The fact that Kyiv and Tbilisi are passionately calling for the liberation of the continent -- the western and central parts of which have long been free -- was not lost on most Russian analysts. To be sure, they contend, the calls to "spread freedom" pertain to Eastern Europe and the Black Sea countries -- members of the Commonwealth of Independent States. Furthermore, argues Kirill Frolov, head of Ukraine desk at the Institute for the Study of the CIS, the liberation rhetoric presupposes a putative aggressor. "Clearly, Frolov says, they mean that Russia is [such an aggressor]," adding that the Carpathian Declaration is directly aimed against Russia's strategic interests (APNru, January 11).

A policy paper penned by Anatoly Tsyganok, a military expert at the Moscow-based Institute of Political and Military Analysis, discusses the strategic challenges the emerging Kyiv-Tbilisi axis presents for Russia.

According to Tsyganok, the similarity in political philosophy of their leaders ("mild nationalism and respect of pan-human values") and almost identical views on regional security issues as well as on the ways to settle the Caucasus conflicts will inevitably bring the two countries closer together. "The situation in Georgia puts this country in the center of Ukraine's geopolitical interests," Tsyganok points out. "At the same time, without Ukraine's full support Georgia will not be able to start resolving its internal conflicts." Also, the Ukrainian and Georgian presidents appear to "share the same foreign policy priorities" -- a desire to have closer cooperation with NATO and the EU and a mutual opposition to Russia's integrationist plans within the CIS.

Furthermore, the Russian expert predicts, Georgia and Ukraine might present a united front to address the issue of Russia's military presence on their territory. "It cannot be excluded that Ukraine will demand a review of the treaty on Russia's lease of Crimean naval infrastructure, which was signed on May 28, 1997, for a period of 20 years," Tsyganok warns.

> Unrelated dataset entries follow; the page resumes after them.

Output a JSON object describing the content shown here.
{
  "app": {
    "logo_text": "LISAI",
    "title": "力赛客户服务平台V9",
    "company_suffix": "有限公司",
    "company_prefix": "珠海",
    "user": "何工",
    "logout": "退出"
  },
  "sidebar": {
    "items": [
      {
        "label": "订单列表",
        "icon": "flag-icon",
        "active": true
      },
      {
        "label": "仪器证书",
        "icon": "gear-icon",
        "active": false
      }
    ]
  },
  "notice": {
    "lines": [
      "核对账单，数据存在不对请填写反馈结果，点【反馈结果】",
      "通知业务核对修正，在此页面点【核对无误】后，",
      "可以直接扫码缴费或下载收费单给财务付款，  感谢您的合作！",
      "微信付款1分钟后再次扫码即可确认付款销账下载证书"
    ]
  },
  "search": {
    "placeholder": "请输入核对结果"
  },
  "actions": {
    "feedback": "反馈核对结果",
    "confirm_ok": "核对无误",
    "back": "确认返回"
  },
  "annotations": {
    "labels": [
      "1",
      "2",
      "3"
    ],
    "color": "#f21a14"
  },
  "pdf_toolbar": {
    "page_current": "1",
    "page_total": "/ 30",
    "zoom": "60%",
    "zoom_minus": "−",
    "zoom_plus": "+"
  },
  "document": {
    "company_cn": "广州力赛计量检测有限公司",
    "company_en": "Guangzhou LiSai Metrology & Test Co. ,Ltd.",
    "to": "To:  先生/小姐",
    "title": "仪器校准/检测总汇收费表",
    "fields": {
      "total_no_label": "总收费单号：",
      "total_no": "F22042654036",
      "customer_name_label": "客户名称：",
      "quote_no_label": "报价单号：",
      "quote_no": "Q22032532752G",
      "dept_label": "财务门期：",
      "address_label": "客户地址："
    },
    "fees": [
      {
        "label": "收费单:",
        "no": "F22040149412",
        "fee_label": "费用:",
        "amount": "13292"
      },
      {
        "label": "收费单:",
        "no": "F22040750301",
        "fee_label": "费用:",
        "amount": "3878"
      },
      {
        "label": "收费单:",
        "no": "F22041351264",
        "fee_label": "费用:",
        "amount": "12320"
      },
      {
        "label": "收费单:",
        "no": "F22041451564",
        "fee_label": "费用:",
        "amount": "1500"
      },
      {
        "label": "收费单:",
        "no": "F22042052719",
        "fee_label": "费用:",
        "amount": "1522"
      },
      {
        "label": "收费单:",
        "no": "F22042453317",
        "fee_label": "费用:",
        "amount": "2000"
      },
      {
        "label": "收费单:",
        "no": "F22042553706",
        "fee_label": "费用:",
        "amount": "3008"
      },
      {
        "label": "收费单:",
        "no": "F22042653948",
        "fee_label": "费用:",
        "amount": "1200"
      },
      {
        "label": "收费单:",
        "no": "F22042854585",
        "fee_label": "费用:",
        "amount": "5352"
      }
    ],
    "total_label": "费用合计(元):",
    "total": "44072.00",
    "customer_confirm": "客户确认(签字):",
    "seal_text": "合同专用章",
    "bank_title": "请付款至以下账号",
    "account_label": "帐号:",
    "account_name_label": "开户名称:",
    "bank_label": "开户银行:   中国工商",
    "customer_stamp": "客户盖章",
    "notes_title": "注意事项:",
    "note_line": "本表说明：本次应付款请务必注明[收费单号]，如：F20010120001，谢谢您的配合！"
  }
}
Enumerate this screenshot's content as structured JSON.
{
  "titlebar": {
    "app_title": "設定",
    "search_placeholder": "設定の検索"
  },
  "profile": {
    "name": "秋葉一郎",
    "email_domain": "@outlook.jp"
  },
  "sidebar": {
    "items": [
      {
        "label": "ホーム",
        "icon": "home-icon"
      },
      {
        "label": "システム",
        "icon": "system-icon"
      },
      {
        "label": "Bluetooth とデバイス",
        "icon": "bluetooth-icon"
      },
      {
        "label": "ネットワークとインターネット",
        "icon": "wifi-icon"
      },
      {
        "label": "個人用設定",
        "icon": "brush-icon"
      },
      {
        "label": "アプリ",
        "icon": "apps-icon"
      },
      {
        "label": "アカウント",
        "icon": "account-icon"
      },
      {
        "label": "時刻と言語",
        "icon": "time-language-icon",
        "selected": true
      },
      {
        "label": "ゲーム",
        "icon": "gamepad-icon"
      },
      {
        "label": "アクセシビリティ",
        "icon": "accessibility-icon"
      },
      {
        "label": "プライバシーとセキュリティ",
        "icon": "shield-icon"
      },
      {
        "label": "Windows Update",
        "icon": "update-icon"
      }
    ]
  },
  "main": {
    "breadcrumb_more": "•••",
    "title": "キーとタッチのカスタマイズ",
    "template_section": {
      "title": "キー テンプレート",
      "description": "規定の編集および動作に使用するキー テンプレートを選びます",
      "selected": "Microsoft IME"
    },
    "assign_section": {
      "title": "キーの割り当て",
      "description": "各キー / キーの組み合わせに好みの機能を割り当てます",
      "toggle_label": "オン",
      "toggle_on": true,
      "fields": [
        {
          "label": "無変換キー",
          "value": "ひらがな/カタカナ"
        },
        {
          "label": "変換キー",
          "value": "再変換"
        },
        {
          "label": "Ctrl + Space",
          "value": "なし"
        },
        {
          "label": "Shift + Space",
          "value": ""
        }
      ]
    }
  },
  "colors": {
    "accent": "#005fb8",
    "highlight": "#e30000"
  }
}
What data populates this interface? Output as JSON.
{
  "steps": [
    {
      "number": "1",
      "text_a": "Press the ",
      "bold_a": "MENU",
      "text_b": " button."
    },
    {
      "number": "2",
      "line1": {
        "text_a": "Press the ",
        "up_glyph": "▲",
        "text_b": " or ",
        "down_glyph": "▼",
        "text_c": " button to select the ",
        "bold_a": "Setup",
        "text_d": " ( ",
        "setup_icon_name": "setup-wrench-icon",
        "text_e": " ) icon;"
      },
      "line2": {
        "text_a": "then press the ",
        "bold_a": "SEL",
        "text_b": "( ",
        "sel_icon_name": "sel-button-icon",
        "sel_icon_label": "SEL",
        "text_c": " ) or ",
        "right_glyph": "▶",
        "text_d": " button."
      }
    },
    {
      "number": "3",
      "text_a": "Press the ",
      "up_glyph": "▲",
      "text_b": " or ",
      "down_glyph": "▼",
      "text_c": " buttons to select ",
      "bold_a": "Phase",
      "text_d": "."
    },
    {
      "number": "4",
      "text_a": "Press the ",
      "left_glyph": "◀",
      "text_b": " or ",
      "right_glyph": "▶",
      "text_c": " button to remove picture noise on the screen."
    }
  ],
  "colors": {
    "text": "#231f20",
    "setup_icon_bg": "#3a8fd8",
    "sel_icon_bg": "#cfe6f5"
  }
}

For its part, Tbilisi, "relying on the support of such a [geopolitical] heavyweight like Ukraine," will likely become more insistent on Russia vacating the military facilities in Gudauta and Akhalkalaki (Prognosis.ru, January 13, Vremya novostei, January 18).

Remarkably, in his speech last week at the Council on Foreign Relations in New York, Russia's Defense Minister Sergei Ivanov specifically focused on his country's military presence in the post-Soviet space. According to Ivanov, for Russia, the interest in the CIS countries, including its defense and security aspect, "is a [strategic] priority." That is why, he warned -- in an apparent reference to the revolutionary rhetoric coming from Kyiv and Tbilisi -- Russia would "react very sharply to the export of revolutions to the CIS countries" (Nezavisimaya gazeta, January 17).